Come avviene per le svolte epocali, il muro di Berlino è ormai un concetto globale. Da epicentro della cortina di ferro a spartiacque della storia. Da muro d’odio a breccia fatale del comunismo. Ci sono quasi 60 anni, fra guerra fredda e post comunismo, che rimbalzano lungo quegli oltre 140 chilometri di cemento armato che grondano ancora sangue e segnano tuttora l’esistenza di migliaia di tedeschi.
Eppure, paradossalmente, col senno di poi si potrebbe dire che quel 9 novembre del 1989 il crollo del muro di Berlino era destinato a provocare più conseguenze fra i paesi occidentali che nel blocco sovietico, che già da anni aveva cominciato a sgretolarsi per l’azione di Papa Giovanni Paolo II°, il polacco Karol Wojtyła, e sotto i colpi della glasnost’ e della perestroika, la trasparenza e la ristrutturazione, di Michail Gorbačëv.

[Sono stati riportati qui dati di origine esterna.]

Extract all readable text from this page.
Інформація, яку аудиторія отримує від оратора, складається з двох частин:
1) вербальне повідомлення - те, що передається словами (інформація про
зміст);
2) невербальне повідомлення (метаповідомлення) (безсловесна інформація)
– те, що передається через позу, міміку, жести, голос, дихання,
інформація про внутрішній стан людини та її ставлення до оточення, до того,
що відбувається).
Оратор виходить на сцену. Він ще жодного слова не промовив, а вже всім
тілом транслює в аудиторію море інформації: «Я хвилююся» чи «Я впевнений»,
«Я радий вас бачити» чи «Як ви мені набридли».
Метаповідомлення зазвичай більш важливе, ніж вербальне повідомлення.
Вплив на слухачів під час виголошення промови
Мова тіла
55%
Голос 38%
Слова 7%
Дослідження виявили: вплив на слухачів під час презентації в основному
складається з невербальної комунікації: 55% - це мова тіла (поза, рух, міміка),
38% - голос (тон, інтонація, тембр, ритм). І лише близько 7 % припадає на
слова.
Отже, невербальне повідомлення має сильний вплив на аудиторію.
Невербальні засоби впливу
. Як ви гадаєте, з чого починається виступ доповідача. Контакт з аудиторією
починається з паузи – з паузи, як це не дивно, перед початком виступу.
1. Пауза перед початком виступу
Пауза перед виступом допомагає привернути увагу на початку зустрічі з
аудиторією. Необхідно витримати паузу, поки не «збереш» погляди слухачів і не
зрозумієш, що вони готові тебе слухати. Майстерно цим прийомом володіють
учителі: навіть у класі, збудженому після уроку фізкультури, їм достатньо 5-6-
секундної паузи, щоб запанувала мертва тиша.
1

Gorbačëv e Papa Giovanni Paolo II°
Il primo Pontefice di un paese comunista e l’ultimo Segretario generale del Pcus leninista marxista, eletto a Mosca dopo 65 anni di terrore stalinista, gulag, polizia segreta, sanguinose repressioni delle rivolte in Polonia, Ungheria e Cecoslovacchia.
Liberato dall’incubo dello scontro permanente fra i due blocchi, l’Occidente si ritrovò infatti ben presto alle prese con l’emersione di tutte le emergenze rimaste irrisolte, sacrificate dall’interesse preminente di contrastare il comunismo: il sottosviluppo dell’Africa e dell’America Latina, il terrorismo islamico, il tumultuoso sviluppo economico e la moltiplicazione degli abitanti della Cina e dell’India, la proliferazione nucleare, l’inizio delle crisi dell’Europa e del Commonwealth, la rinascita di una Germania über alles, questa volta soltanto economicamente…
Per il regime comunista russo, che stringeva in una morsa i paesi dell’Europa orientale ed aveva ramificazioni a Cuba, il centro America ed in Africa, anche se in maniera dirompente e acceleratrice, l’abbattimento del muro di Berlino rappresentò la punta di un icerberg già alla deriva e in via di liquefazione, a causa dell’impatto del riformismo di Gorbačëv.
Impatto che ebbe l’effetto di rimuovere 73 anni di storia dell’ Unione delle Repubbliche Socialiste Sovietiche, fondata da Lenin e governata da Stalin, Nikita Chruščёv, Leonid Brežnev, Jurij Andropov, Konstantin Černenko e dallo stesso Gorbačëv.
Senza quest’ultimo, molto probabilmente, l’agonia politica prima ancora che economica della Germania dell’Est e poi in rapida successione della Romania, della Polonia e della Bulgaria, sarebbe stata prolungata dall’inerzia e dal timore dei paesi occidentali di provocare la reazione dell’Unione Sovietica modello Brežnev, come in Cecoslovacchia nell’agosto del 1968.
Ventotto anni di muro e trenta di dopo muro presentano diversi conti. Spesso in antitesi:
- spostamento del baricentro della storia e dell’economia dall’Europa all’Asia;
- da simbolo della guerra fredda e della cortina di ferro a sinonimo di crollo di regimi e dittature;
- fine del comunismo e inizio della crisi dell’Occidente;
- riposizionamento dell’egemonia americana e sorgere della potenza cinese.
Un muro di Berlino che in lunghezza sembra superare metaforicamente l’altezza della torre di Babele del regime comunista cinese, smascherato dalla rivolta degli studenti di Hong Kong che da mesi inconsciamente stanno tentando di sgretolare la Grande Muraglia del partito stato di Pechino, che ha trasformato la cyber intelligence in un network di dominio e di controllo globale.